LZ77 Compression - take 2

MS 2004-09-13

Playing with the algorithm at LZ77 Compression I came with a couple of faster variants. Something is still amiss though with the encode/decode, this code here needs polishing.

With variants in detail only, the encode/decode is taken from LZ77 Compression (as are the tests at the end). The differences are in the way they communicate with maxSubstring.

The two variants for maxSubstring below satisfy:

  • they return a list {$length $offset} of the best substring found, indicating failure with a zero length
  • they indicate failure if the longest match has ($length < 3), or if it has (length < 5) and ($offset > 255)
  • they exploit the property that the last match of length (L+K) with K>0 must occur at a larger (or equal) offset than the last match of length L. This permits to restrict the searches dynamically.
  • they are faster than the previous one: 5x for the first one, 2x for the second one.

RHS I found the bug in my lz77 code. See my page for details. It's a pretty simple fix.

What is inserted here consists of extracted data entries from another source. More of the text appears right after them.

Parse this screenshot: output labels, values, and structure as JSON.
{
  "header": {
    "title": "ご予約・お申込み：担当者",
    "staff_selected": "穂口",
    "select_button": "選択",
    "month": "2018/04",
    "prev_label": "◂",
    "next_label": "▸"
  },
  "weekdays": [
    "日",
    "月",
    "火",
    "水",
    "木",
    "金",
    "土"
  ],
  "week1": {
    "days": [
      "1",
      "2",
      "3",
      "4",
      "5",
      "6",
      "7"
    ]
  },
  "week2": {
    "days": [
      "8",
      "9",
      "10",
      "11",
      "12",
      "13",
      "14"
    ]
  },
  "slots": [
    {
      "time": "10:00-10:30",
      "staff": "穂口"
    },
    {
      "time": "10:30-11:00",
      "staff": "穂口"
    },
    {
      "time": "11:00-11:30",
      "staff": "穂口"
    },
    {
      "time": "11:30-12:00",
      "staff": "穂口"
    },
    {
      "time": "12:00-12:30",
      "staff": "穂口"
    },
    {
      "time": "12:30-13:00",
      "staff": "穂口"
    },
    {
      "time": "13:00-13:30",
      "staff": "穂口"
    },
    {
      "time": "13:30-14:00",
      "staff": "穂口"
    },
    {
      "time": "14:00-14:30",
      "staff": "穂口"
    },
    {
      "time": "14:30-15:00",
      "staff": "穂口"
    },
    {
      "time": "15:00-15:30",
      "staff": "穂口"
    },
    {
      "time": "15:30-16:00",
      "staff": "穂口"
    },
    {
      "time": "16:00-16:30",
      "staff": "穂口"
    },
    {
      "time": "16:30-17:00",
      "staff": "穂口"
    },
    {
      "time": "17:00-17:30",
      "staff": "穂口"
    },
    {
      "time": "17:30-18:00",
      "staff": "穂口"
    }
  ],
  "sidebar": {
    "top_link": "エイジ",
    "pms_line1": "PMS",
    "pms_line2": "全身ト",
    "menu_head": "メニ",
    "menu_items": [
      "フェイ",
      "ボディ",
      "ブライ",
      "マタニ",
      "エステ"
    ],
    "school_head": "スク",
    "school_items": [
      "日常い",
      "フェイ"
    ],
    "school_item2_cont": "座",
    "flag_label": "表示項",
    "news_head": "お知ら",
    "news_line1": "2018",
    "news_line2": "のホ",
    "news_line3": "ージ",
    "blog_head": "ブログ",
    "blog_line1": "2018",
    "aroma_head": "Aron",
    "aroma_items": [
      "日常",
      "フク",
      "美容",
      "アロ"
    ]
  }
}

As a minor note, I found both of our codes to be about equal in speed. The maxSubstring you mention is the fastest timed out at the slowest for me (not by much, though... about 5%), while your slower matcher is pretty much the same time-wise as mine.

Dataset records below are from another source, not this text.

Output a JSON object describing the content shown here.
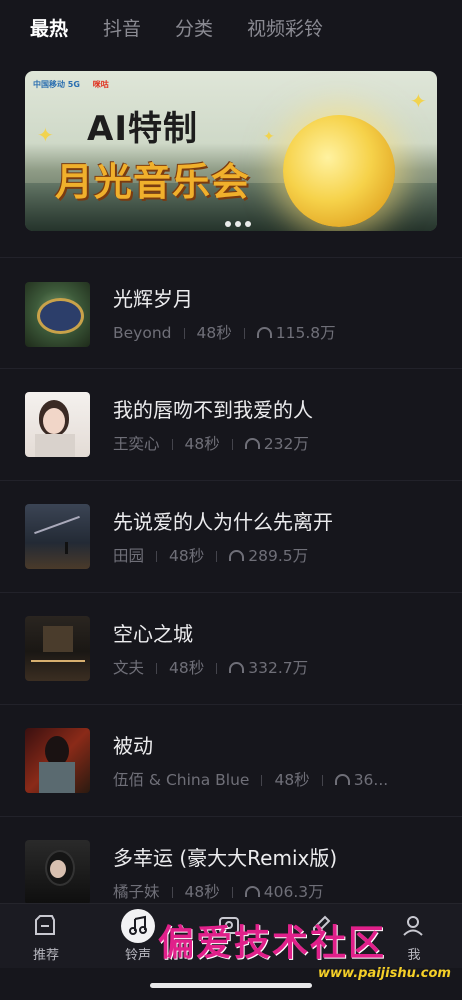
{
  "tabs": [
    "最热",
    "抖音",
    "分类",
    "视频彩铃"
  ],
  "banner": {
    "logo_left": "中国移动 5G",
    "logo_right": "咪咕",
    "title_line1": "AI特制",
    "title_line2": "月光音乐会"
  },
  "songs": [
    {
      "title": "光辉岁月",
      "artist": "Beyond",
      "duration": "48秒",
      "plays": "115.8万"
    },
    {
      "title": "我的唇吻不到我爱的人",
      "artist": "王奕心",
      "duration": "48秒",
      "plays": "232万"
    },
    {
      "title": "先说爱的人为什么先离开",
      "artist": "田园",
      "duration": "48秒",
      "plays": "289.5万"
    },
    {
      "title": "空心之城",
      "artist": "文夫",
      "duration": "48秒",
      "plays": "332.7万"
    },
    {
      "title": "被动",
      "artist": "伍佰 & China Blue",
      "duration": "48秒",
      "plays": "36..."
    },
    {
      "title": "多幸运 (豪大大Remix版)",
      "artist": "橘子妹",
      "duration": "48秒",
      "plays": "406.3万"
    }
  ],
  "nav": [
    {
      "label": "推荐",
      "icon": "recommend-icon"
    },
    {
      "label": "铃声",
      "icon": "music-note-icon"
    },
    {
      "label": "",
      "icon": "video-icon"
    },
    {
      "label": "",
      "icon": "edit-icon"
    },
    {
      "label": "我",
      "icon": "profile-icon"
    }
  ],
  "watermark": {
    "text": "偏爱技术社区",
    "url": "www.paijishu.com"
  },
  "colors": {
    "background": "#16161c",
    "accent_yellow": "#f0b02c"
  }
}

MS Thanks. Fixed, with a slight change in fix - it is shorter and faster. Did not dare change it in your page without permission. The "escaped escapes" are here \x01\x01 and \x01\x02 - taking advantage of the fact that we do not encode matches of length < 3.

MS I still measure these as much faster than yours on real files, but still quite slow. I'm not sure why the compressed sizes do not match!

   Timing on real files, in seconds 
    # lz77.tcl - 5482 bytes (your version)
      Times: 1.25  0.33  0.11  (100% 26% 8%)
      Sizes: 1991  1990  1981

    # lz77.test - 18674 bytes (your version)
      Times: 7.72 1.45 0.39 (100% 18% 5%)
      Sizes: 3901 3891 3896

    # ~/.tkchatrc - 106483 bytes (mine; how come it is that large?)   
Times
283 76 31 (100% 26% 10%)
      Sizes:  30671 30727 30653

 # #############################################
 # FILE: lz77.tcl - the code for the compression
 namespace eval lz77 {
    variable lookback 255

    variable Escape1 "\x01"
    variable Escape2 "\x02"

    set K32 [expr {32 * 1024}]
 }
 proc ::lz77::encode {data} {
    variable Escape1
    variable Escape2
    variable K32

    set output ""
    set dataLength [string length $data]

    append output [string index $data 0]

    for {set i 1} {$i < $dataLength} {} {
        foreach {length offset} [maxSubstring $i $data] break
        if { $length > 0 } {
            if { $offset < 255 && $length < 255 } {
                set offChar [format %c $offset]
                set lenChar [format %c $length]
                append output $Escape1$lenChar$offChar
            } else {
                append output $Escape2
                append output [binary format S $length]
                append output [binary format S $offset]
            }
            incr i $length
        } else {
            set char [string index $data $i]
            if { ($char  eq $Escape1) || ($char eq $Escape2) } {
                append output $Escape1
            }
            append output $char
            incr i
        }
    }

    return $output
 }

 proc ::lz77::decode {data} {
    variable Escape1
    variable Escape2
    variable EscEsc

    set output ""
     for {set i 0} {$i < [string length $data]} {incr i} {
         set char [string index $data $i]
         if { $char eq $Escape1 } {
             set char [string index $data [incr i]]
             if { ($char eq $Escape1) || ($char eq $Escape2)} {
                 append output $char
             } else {
                 scan $char %c length
                 scan [string index $data [incr i]] %c offset
                 set index [expr {[string length $output] - $offset}]
                 for {set j 0} {$j < $length} {incr j} {
                     append output [string index $output $index]
                     incr index
                 }
             }
         } elseif { $char eq $Escape2 } {
             binary scan [string range $data [incr i] [incr i]] S length
             binary scan [string range $data [incr i] [incr i]] S offset
             set index [expr {[string length $output] - $offset}]
             for {set j 0} {$j < $length} {incr j} {
                 append output [string index $output $index]
                 incr index
             }
         } else {
             append output $char
         }
     }
     return $output
 }

The best variant for maxSubstring looks first for the best match of length 3. having found a match of length L, it grows it as much as possible to (L+K), K>=0 - and then looks for a match of length (L+K+1). This is guaranteed to make a single pass through the list, and is the fastest variant to date:

Note that this could include a binary search for the longest match in the inner while-loop for a possible improvement, replacing the linear char-by-char search implemented here.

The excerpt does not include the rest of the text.